How to use the vrimage converter in vray for sketchup

Rendering to a raw image format from Vray for Sketchup can save a lot of hassle for scenes that are highly memory intensive, as well as make it possible to render very high resolution images. Here is a brief tutorial on how to use the vrimg format to render from vray for SU.

Step 1. Select your output options to generate a vrimg file. In the “output” panel, select your image size to render to, then check the “save output” box, and browse to the folder where you will save you raw image file, and type in a name. The name will be highlighted in red if there is no file there yet. That is normal. Select the type “.vrimg” Then check the box “Render to VRImage” and leave the VFB (Vray Frame Buffer) mode as “preview”


Step 2. Select the VFB Channels you want to save. Scroll down and click on the channels in order to highlight the ones that will be used.


Step 3. Render. Then when the render is finished, open the “vrimg to OpenEXR converter” from to “Tools” menu of the vray for SU plugin program folder.


Step 4. With the converter open, click on “Input file” and browse to the vrimg file you just rendered. Check the box for “Channels in separate files”. I typically use the 16-bit exr format, I find I don’t usually need 32-bit files. If the file is really large, you may need to increase the “Buffer size” Haven’t seen any problems with the default so far.
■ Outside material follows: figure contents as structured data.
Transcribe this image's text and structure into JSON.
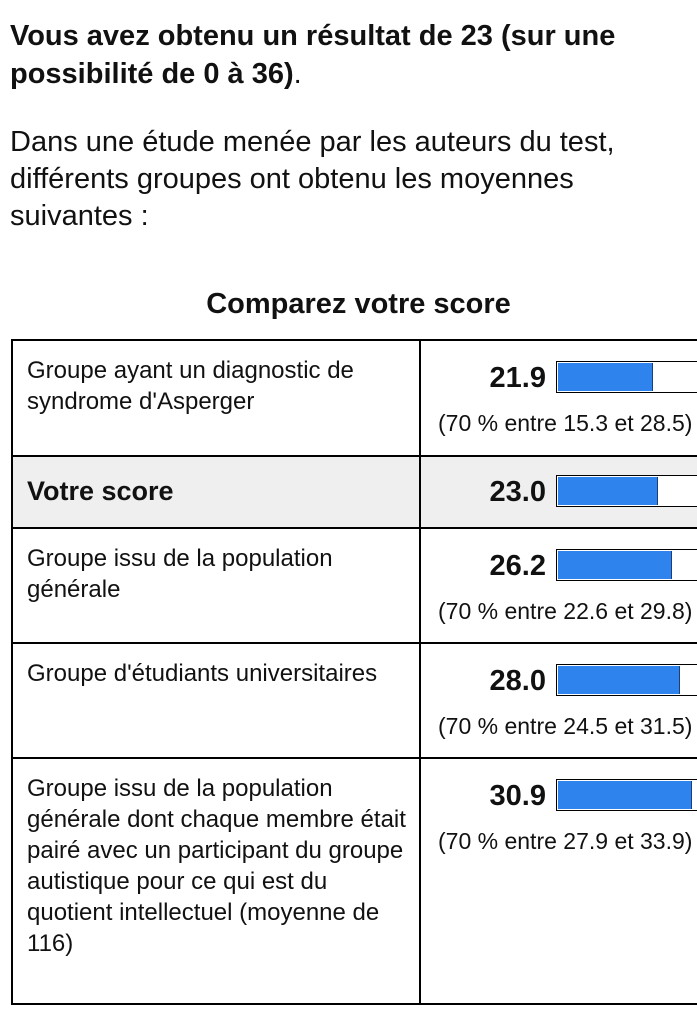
{
  "result": {
    "text_bold": "Vous avez obtenu un résultat de 23 (sur une possibilité de 0 à 36)",
    "text_end": "."
  },
  "intro": "Dans une étude menée par les auteurs du test, différents groupes ont obtenu les moyennes suivantes :",
  "comparison": {
    "title": "Comparez votre score",
    "scale_max": 36,
    "accent_color": "#2f83ec",
    "rows": [
      {
        "label": "Groupe ayant un diagnostic de syndrome d'Asperger",
        "score": "21.9",
        "range": "(70 % entre 15.3 et 28.5)",
        "highlight": false
      },
      {
        "label": "Votre score",
        "score": "23.0",
        "range": "",
        "highlight": true
      },
      {
        "label": "Groupe issu de la population générale",
        "score": "26.2",
        "range": "(70 % entre 22.6 et 29.8)",
        "highlight": false
      },
      {
        "label": "Groupe d'étudiants universitaires",
        "score": "28.0",
        "range": "(70 % entre 24.5 et 31.5)",
        "highlight": false
      },
      {
        "label": "Groupe issu de la population générale dont chaque membre était pairé avec un participant du groupe autistique pour ce qui est du quotient intellectuel (moyenne de 116)",
        "score": "30.9",
        "range": "(70 % entre 27.9 et 33.9)",
        "highlight": false
      }
    ]
  }
}
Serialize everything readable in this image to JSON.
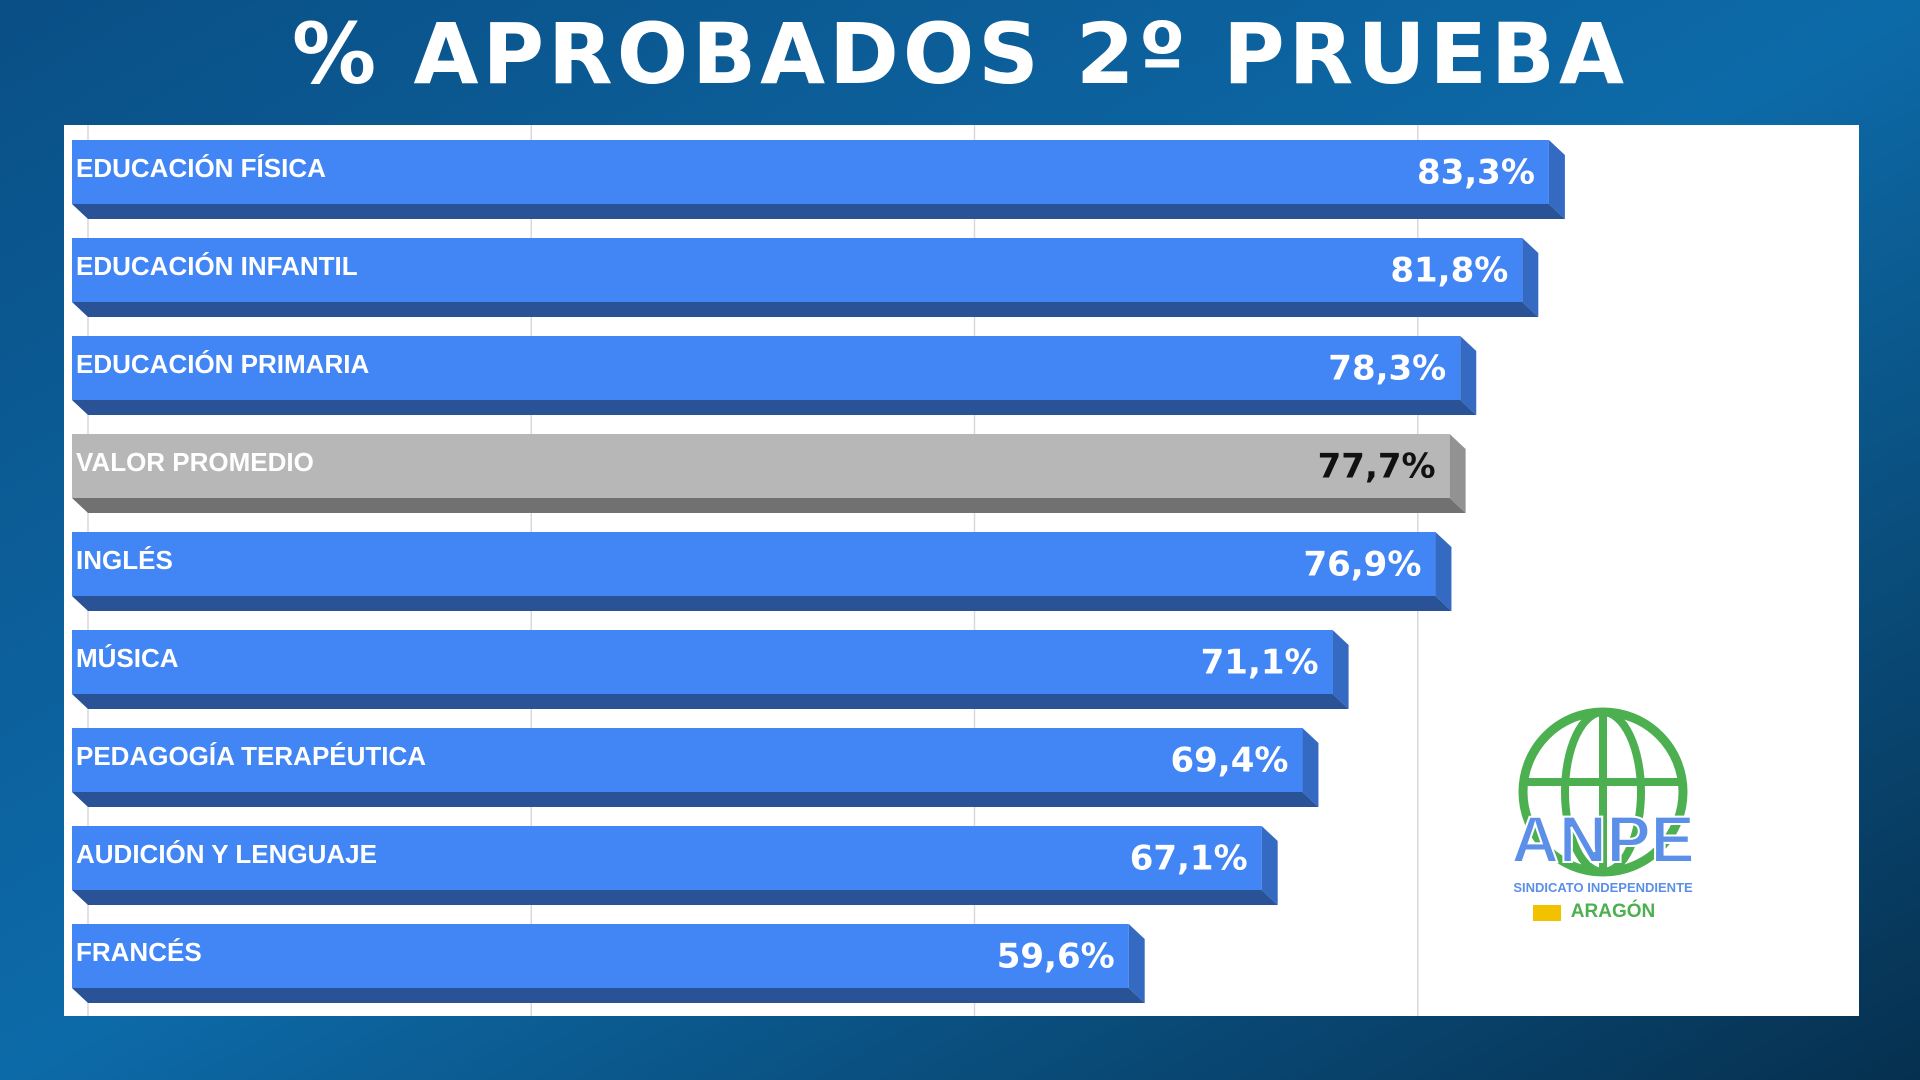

Step 5. Press the “Convert” button. A “Save File” dialogue comes up where you can select an output “.exr” file. Browse to your output folder and type in a file name, then press “Save”. Now you have a set of individual .exr files with the channels you’ve selected saved in your output folder. For batch converting, Just change the “Input file mode” to multiple files and choose your input and output directories.